そんな顔で見つめられてしまえば断る理由などありはしない。
そっと頷くと、クレアはヒストリアの座っているイスの元まで行き、敬礼をした。
「こんな私で宜しければ喜んで!!」
「ありがとうございます!!」
明るい笑顔につられてクレアもニコリと笑うと、置いてあったクシを手に取りヒストリアの髪をとかし始めた。

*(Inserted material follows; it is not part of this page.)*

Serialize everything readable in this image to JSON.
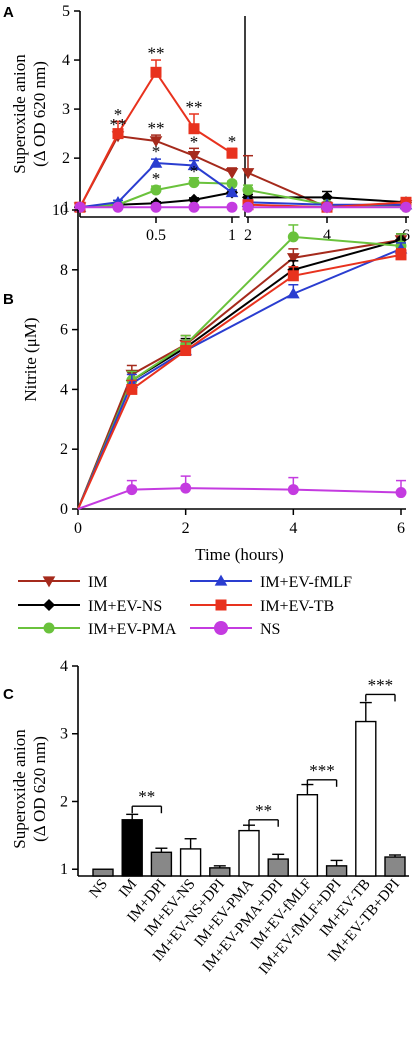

「立派な王冠を頭に乗せるのよね…それじゃあ下の方でまとめた方がいいのかしら…」
クレアはヒストリアの髪の毛を真ん中で2つに分けると、髪の根本からキッチリと編みこんでいった。
「ねぇ、クレアさん…?」
「ん?!」
「クレアさんをここに呼んだ理由…実はもう1つあるんです。」
「え?そうなの?えっと…何かしら?」
クレアは編み込む手を止めずにヒストリアの話に耳を傾ける。
「私、戴冠式が終わったら、正式にこの壁の中の女王になります。なので、リヴァイ兵長の事、おもいっきり殴りたいんですけど、いいですか?!」
「えぇ?!いきなりどうしたのヒストリア?」
あまりにものトンデモ発言に、クレアは声を裏返して驚いた。